Selon le Bureau du coordonnateur des activités gouvernementales dans les territoires, le département de l’armée israélienne chargé de la coordination avec la population civile palestinienne, près de 90 000 propriétaires de ces maisons partiellement endommagées ont déjà obtenu les matériaux de construction des entrepôts à Gaza afin de rénover leurs maisons. Un nombre impressionnant.

Mais ont-ils utilisé tous les matériaux de construction pour leurs réparations ? Voilà une question entièrement différente. Les terribles difficultés financières et le manque d’emplois font partie de cette équation. Beaucoup de ces propriétaires ont vendu leurs matériaux de construction au marché noir plus chers qu’ils ne les avaient achetés avec l’argent de donations.

Les habitants de Gaza, qui ont parlé sous couvert d’anonymat, confient que le marché noir des matériaux de construction dans la bande de Gaza se développe à un rythme rapide, les matériaux étant vendus au lieu d’être utilisés pour des rénovations.

Selon les statistiques du Coordonnateur des activités gouvernementales dans les territoires, Israël a apporté 1,3 million de tonnes de matériaux de construction dans la bande de Gaza depuis la fin de la guerre – ce qui est une quantité respectable. Le matériel était destiné à la réparation des maisons partiellement endommagées et à la reconstruction des infrastructures.

Alors pourquoi la construction des 16 000 à 20 000 maisons totalement détruites n’a-t-elle pas débuté ? Principalement en raison d’un manque de fonds, censés arriver de pays donateurs.

Selon les statistiques de la Banque mondiale, un peu plus de 960 millions de dollars – seulement 27,5 % des 3,5 milliards de dollars promis par les différents pays pour la reconstruction de Gaza (dans le cadre du sommet sur la reconstruction de Gaza, qui s’est réuni au Caire en octobre dernier) – ont été transférés.

L’essentiel de l’argent provient du Qatar, des Etats-Unis et de l’Allemagne. Il a été affecté à la reconstruction des maisons partiellement endommagées et des infrastructures en ruine comme les hôpitaux, les écoles et les routes.

Mais en raison du retard dans le transfert du reste des fonds alloués, il est difficile de promouvoir les grands projets résidentiels destinés à remplacer les maisons totalement détruites.

À ce jour, la construction de 14 bâtiments résidentiels dans la bande de Gaza a commencé grâce aux fonds alloués.

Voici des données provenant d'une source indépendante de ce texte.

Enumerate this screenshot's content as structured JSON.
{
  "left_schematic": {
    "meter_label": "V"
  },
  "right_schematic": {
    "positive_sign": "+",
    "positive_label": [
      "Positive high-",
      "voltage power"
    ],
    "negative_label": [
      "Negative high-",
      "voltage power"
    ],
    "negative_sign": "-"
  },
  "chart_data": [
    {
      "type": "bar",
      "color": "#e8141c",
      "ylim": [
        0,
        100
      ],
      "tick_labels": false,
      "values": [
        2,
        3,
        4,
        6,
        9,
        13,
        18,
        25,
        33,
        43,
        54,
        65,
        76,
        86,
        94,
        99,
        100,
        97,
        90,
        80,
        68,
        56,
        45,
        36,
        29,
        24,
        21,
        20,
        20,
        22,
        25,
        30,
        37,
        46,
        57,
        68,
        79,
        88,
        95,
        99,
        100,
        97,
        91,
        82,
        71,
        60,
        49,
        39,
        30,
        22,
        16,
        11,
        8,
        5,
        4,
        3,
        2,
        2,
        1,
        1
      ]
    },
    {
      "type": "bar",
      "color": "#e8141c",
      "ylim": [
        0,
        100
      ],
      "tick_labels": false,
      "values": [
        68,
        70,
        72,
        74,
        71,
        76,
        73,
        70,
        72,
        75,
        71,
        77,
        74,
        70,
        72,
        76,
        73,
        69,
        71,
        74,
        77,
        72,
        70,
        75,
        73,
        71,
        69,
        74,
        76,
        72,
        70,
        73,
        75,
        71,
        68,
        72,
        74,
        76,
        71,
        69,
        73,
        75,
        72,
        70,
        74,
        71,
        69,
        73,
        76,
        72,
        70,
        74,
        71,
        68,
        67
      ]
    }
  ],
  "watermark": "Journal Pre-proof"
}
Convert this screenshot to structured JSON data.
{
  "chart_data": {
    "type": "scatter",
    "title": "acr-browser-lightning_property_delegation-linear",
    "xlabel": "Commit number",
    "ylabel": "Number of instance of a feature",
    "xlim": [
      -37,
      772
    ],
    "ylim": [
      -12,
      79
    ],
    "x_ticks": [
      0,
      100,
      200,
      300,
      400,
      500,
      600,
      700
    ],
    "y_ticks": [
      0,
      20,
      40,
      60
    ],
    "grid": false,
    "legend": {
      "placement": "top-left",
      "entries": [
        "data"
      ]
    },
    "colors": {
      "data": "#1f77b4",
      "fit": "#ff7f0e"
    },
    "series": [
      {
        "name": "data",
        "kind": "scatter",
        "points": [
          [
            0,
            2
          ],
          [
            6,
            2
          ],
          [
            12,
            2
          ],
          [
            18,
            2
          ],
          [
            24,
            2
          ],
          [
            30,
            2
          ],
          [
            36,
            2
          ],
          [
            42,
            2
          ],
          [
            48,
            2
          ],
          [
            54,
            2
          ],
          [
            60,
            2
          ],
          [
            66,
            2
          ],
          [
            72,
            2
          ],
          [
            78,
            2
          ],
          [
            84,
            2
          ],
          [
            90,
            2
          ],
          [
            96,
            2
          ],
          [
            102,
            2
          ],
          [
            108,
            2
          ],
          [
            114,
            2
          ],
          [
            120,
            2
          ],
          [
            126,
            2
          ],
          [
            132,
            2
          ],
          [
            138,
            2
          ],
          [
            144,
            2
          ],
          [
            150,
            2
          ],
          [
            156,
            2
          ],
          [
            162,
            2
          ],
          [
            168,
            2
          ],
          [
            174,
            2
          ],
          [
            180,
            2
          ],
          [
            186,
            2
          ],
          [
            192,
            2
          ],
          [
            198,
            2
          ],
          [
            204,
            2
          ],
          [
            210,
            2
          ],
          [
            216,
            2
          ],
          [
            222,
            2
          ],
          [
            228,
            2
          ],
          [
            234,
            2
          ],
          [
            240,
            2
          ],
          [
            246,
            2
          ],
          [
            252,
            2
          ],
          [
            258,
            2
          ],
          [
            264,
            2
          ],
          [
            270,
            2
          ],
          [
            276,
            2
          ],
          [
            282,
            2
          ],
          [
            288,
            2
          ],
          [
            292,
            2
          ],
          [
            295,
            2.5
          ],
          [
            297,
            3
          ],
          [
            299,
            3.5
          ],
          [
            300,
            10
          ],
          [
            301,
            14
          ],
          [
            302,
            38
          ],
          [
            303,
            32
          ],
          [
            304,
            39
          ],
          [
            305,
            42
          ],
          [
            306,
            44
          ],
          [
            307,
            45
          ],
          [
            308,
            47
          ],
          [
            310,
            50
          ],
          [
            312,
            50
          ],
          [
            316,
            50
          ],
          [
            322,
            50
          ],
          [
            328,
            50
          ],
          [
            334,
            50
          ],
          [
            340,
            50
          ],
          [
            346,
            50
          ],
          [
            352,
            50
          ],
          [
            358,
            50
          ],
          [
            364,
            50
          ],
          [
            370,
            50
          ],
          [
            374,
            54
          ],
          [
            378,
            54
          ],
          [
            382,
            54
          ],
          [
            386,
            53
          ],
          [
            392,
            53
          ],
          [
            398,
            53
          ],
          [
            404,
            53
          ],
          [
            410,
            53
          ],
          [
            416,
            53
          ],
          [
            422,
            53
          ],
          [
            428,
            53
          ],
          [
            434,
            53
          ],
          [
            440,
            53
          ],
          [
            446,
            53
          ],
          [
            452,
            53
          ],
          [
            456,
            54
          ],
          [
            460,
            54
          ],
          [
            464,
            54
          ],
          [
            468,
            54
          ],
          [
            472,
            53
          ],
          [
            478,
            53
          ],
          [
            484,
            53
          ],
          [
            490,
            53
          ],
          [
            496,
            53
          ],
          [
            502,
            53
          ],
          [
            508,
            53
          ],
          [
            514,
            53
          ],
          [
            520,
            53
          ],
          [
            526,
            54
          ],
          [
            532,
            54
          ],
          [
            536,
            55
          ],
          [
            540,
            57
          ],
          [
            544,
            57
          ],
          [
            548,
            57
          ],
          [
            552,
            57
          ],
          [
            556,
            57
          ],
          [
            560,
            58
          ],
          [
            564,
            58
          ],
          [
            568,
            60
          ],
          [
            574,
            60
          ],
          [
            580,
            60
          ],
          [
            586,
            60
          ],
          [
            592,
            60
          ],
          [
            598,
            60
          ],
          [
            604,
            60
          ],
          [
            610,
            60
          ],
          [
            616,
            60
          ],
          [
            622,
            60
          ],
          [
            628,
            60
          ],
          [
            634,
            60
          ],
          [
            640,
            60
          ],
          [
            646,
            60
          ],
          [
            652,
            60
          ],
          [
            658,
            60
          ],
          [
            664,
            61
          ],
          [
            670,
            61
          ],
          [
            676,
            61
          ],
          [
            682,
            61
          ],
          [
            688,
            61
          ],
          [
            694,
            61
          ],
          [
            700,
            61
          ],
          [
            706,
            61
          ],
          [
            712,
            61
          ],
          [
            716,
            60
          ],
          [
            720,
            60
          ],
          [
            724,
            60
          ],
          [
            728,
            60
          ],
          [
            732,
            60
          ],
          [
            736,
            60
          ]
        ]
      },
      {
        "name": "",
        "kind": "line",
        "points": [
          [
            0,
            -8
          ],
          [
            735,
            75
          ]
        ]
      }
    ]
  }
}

Alors, pourquoi les pays qui ont promis de transférer des dons pour Gaza ne tiennent-ils pas leur promesse ? Il n’y a pas de réponse unique et univoque. Certains pays affirment qu’ils ont promis de transférer de l’argent pour permettre à l’Autorité palestinienne de reconstruire Gaza. Mais étant donné que l’AP est absente à Gaza, ils n’ont pas l’intention de faire don de fonds, qui finiront dans les coffres du Hamas, tôt ou tard.

On craint que l’argent ne soit pas utilisé pour reconstruire Gaza mais pour l’achat et la production d’armes. Notamment car l’Autorité palestinienne étant inopérante dans la bande de Gaza, aucune agence en place ne peut confirmer où ira l’argent.

Le message des pays est le suivant : si le Hamas veut que la reconstruction ait lieu, il doit céder sa domination sur la bande de Gaza à l’Autorité palestinienne. L’AP, qui n’est pas pressée de retourner à Gaza, a promis un déploiement de ses troupes aux postes frontaliers à la condition que le Hamas renonce à toute présence là-bas ainsi qu’à sa branche armée.

Mais vu que le Hamas n’a pas l’intention de s’exécuter de sitôt, il est douteux que la reconstruction avance vite.

La reconstruction des bâtiments résidentiels n’est pas le seul problème des habitants de Gaza. Le régime du Hamas tente d’engendrer des revenus, principalement en imposant de nouvelles taxes de diverses et bizarres façons.

Les taxes peuvent être imposées sur les véhicules neufs à un moment, puis sur les grandes entreprises. Il y a quelques jours, le Hamas a fermé le bureau du Jawwal, l’une des principales entreprises de télécommunications des territoires palestiniens, suite à son refus de payer une taxe d’un million de shekels au gouvernement du Hamas (Jawwal paie des taxes à l’Autorité palestinienne à Ramallah).

Jawwal a répondu avec ses propres sanctions, ordonnant la fermeture de toutes ses branches dans la bande de Gaza. Ses clients dans la bande de Gaza ne reçoivent aucun service depuis lundi.